The New Hampshire Coast Needs River and Sea Herring

Fisheries have been an important part of New Hampshire's heritage since enormous quantities of cod brought fishermen to the Isles of Shoals in the early 1600s. Now, few cod or fishermen remain, but fishing heritage is intrinsic to our regional character. New Hampshire residents and visitors still enjoy fresh seafood caught and sold by community supported fisheries and schedule vacation time for fishing and whale-watching.

At the end of this month, the New England Fishery Management Council will meet to vote on critical new management measures to monitor the Atlantic herring fishery. This meeting is important to everyone concerned with restoring the Great Bay and New Hampshire's coastal ecosystem and preserving local fishing fleets. Atlantic herring (also called sea herring) are common in the Gulf of Maine, and eaten by every predator, including the cod and haddock we eat, and the whales, seals and seabirds we watch.

In 1902, the New England herring fishery was a shore fishery: 162 million pounds were caught with pound nets, weirs and haul seines that year, and 153 million pounds were caught near shore as late as 1960. Today, less than 17 million pounds of herring are caught in coastal waters.

Sea herring once spawned on nearly every suitable ground from Georges Bank to coastal estuaries, and the Gulf of Maine teemed with fish. In 1902, New Hampshire fisheries were diversified. 161 New Hampshire fishermen caught 100,000 pounds of herring, 350,000 pounds of alewives, and 50,000 pounds of cod in pound-nets and weirs, and more on hooks, 4,000 pounds of swordfish with harpoons, and 128,463 pounds of lobster. But by 1960, no Atlantic herring were landed here, and 80 percent of the catch was lobster. Seiners a few miles offshore prevented most herring from reaching the coast. The decline in coastal finfish suggests that groundfish fisheries may depend on the abundance and distribution of forage fish like herring.

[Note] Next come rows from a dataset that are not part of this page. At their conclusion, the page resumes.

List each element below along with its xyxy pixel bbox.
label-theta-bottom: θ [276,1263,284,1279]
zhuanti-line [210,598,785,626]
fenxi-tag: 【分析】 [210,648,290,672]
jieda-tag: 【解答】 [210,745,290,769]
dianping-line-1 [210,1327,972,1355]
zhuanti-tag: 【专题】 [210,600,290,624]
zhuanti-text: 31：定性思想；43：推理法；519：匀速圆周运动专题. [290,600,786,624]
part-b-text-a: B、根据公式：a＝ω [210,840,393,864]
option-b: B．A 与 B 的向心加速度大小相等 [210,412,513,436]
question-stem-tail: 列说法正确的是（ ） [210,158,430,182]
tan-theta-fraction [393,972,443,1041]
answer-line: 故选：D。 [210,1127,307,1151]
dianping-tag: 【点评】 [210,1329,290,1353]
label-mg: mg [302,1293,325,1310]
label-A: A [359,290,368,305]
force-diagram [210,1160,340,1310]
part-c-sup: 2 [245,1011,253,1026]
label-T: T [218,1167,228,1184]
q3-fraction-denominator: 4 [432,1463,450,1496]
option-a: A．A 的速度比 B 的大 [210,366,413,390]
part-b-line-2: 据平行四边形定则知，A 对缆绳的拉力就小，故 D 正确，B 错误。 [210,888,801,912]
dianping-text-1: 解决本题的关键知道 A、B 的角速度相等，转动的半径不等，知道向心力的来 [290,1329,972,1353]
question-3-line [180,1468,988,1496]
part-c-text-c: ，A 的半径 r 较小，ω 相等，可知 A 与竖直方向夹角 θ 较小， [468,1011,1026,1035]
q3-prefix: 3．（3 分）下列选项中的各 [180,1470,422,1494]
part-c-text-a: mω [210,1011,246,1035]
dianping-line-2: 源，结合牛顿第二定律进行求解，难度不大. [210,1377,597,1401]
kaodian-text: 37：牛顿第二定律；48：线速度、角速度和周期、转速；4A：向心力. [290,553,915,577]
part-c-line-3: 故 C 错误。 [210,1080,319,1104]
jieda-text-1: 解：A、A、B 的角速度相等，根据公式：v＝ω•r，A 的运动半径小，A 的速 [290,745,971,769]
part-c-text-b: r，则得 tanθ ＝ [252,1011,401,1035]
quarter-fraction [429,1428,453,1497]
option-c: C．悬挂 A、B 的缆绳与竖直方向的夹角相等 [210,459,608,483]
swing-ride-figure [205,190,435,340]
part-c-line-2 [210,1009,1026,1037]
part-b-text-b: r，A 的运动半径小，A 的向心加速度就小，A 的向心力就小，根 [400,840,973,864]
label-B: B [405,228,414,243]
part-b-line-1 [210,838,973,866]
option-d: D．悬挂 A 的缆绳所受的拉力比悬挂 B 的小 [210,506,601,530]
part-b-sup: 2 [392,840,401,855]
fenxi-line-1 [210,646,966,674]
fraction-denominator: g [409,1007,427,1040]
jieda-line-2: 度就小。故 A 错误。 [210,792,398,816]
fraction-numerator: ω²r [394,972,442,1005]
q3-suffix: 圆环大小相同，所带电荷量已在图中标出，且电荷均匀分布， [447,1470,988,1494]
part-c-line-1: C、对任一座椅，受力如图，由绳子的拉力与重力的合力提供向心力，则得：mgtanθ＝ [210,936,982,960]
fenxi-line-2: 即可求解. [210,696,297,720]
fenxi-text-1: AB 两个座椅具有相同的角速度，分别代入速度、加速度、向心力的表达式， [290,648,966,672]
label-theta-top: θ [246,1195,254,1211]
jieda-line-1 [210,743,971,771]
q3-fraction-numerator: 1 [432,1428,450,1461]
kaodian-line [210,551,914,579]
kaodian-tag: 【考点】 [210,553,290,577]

Since 1994, large midwater trawlers have replaced small seiners to dominate the herring fishery, often taking fish before they've spawned. Population estimates show a significant decline in herring stock since 2000. These vessels may take 150,000 pounds of fish in one haul; in 2008, they took 165 million pounds of sea herring from New England waters. None were landed in New Hampshire, but New Hampshire's depleted marine ecosystem reveals the fishery's impact. Equally disappointing for fishermen, bird- and whale-watchers, predators of herring have also declined, or rarely appear inshore.

Other forage fish once important to New Hampshire were alewives and bluebacks (anadromous species together called river herring), but catch declined 80 percent from 1905 to 1999, when conservation measures were begun. Because they migrate along with Atlantic herring, river herring fall prey to midwater trawlers in large numbers. In 2007, river herring bycatch in New England totaled almost 1.7 million pounds. In fact, bycatch from one tow on one vessel in 2007 exceeded the largest river herring run in New Hampshire, the Lamprey River, by three times.

Since river herring transfer essential nutrients across fresh- and saltwater ecosystems, ecosystem health depends in part on restoring them. Conservation and restoration efforts now focus on restoring the Great Bay and the Lamprey River. Yet local conservation cannot prevent midwater trawler bycatch, and this threatens New Hampshire's ecosystem quality. Midwater trawler bycatch needs to be addressed immediately by the fishery council. While bycatch is monitored, the number of trips monitored is low, and managers and industry seem loathe to alter the status quo. Currently, midwater trawlers could, unobserved, scoop up all of New Hampshire's alewives and bluebacks.

The council will discuss new management measures to solve these problems. Their decisions will affect the seafood supply, ecosystem health and quality of life on the Seacoast, and it should be of interest to everyone. We recommend 100 percent monitoring of industrial midwater trawlers to match compliance of similar fleets on the West Coast. Additional observers are needed to collect reliable trip data; however graduate students could be trained to do this as interns or for credit. All data need to be available to researchers and the public. The fishery should be closed seasonally to protect sea herring spawning areas and hot spots where river and sea herring school together. Bycatch caps for river herring need to be set. Loopholes that permit sorting or dumping without examination should be closed so accurate estimates of bycatch can be made, and pumps should be stopped periodically to identify bycatch.